Кольцов тоже поднялся, не хотел больше отнимать у Каретникова время.

– Не торопись, – попросил его Каретников.

Кольцов вновь присел на стул.

– Ты просил узнать, почему гобой заинтересовался Яценко. Ты ему ниякым боком. Его попросили. Тобою давно интересуется врангелевская контрразведка. Видать, ты кому-то там насыпав в штаны перцу.

– Не понимаю, – пожал плечами Кольцов. – Не могу представить, какой интерес я могу сейчас представлять для Врангеля. Не больший, чем любой другой чекист.

– Яценко говорит, с ним какой-то ваш вел переговоры. Большие деньги за тебя обещал, аванс дал.

– Интересно… – задумчиво сказал Кольцов.

– Говорит, тот, шо ему задание давав, все про тебя знает. И когда из Харькова приехал, и когда и на чем в Сиваши выедешь.

– И всё же, что-то Яценко недоговаривает.

– Какой ему смысл? Он всю свою жизнь уже наперед знает. Ты, говорит, ему уйму хлопот доставил. Сказали, будешь ехать на тачанке. Перешарил глазами все тачанки. А, оказалось, ты – на автомобиле. Не сразу понял, шо ты – это ты… От и все, шо я сумел од Яценко узнать.

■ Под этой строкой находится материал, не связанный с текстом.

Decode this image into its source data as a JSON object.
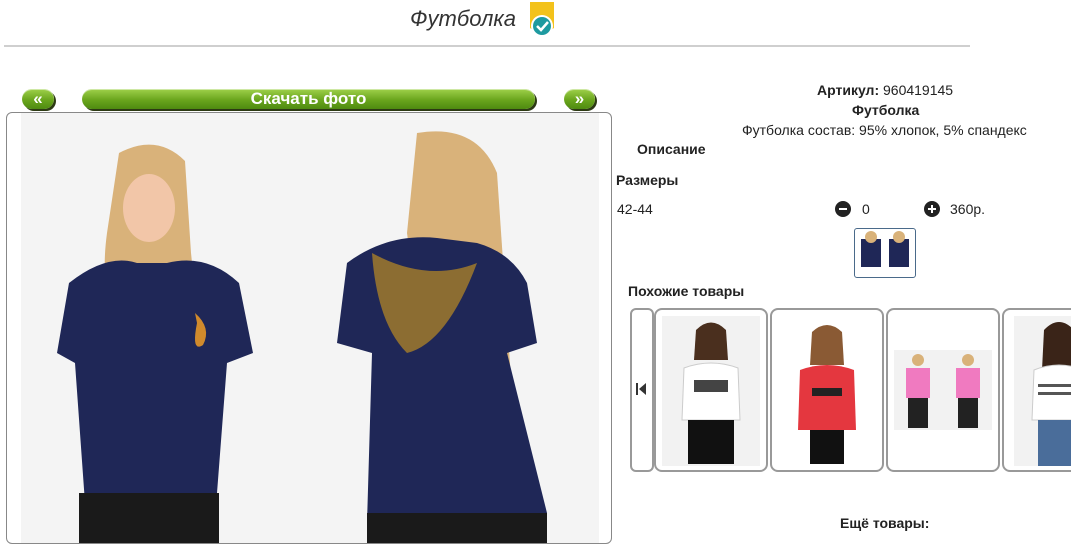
{
  "header": {
    "title": "Футболка"
  },
  "nav": {
    "prev_label": "«",
    "download_label": "Скачать фото",
    "next_label": "»"
  },
  "product": {
    "sku_label": "Артикул:",
    "sku_value": "960419145",
    "name": "Футболка",
    "composition": "Футболка состав: 95% хлопок, 5% спандекс",
    "description_heading": "Описание",
    "sizes_heading": "Размеры",
    "sizes": [
      {
        "size": "42-44",
        "quantity": "0",
        "price": "360р."
      }
    ]
  },
  "similar": {
    "heading": "Похожие товары",
    "more_heading": "Ещё товары:"
  },
  "colors": {
    "accent_green": "#6aa51d",
    "shirt_navy": "#1f2757",
    "badge_yellow": "#f3c21b",
    "badge_teal": "#1e9aa0"
  },
  "icons": [
    "verified-badge-icon",
    "minus-icon",
    "plus-icon",
    "carousel-prev-icon"
  ]
}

– Сплошной туман, – вздохнул Кольцов.

И в самом деле: в Штабе фронта или где-то там находится хорошо законспирированный врангелевский агент. Это вполне возможно. И на Яценко, бандита, легко перемещающегося по Северной Таврии, мог каким-то способом выйти. Нет ответа только на самый главный вопрос: кому и зачем на той стороне понадобился именно он? Любой штабной работник представлял бы там куда большую ценность. Рисковать ради него агентом, хорошо внедрившимся во фронтовые структуры, было весьма расточительно, если не сказать, глупо.

– Слушай, а, может, через Яценко можно каким-то способом выйти на этого агента? – спросил Кольцов. – Как-то же они ведь общались.

– В том-то и дело, что никак… – ответил Каретников. – Об этом я подумал. Даже как выглядит этот агент, Яценко не может сказать. Дважды с ним встречался, и всё – на улице, в темноте… Нет, ничего он за пазухой не оставил. Всё бы выложил. Попытался бы выкупить свою никчемную бандитскую жизнь. Любую бы цену заплатил, если бы было чем платить.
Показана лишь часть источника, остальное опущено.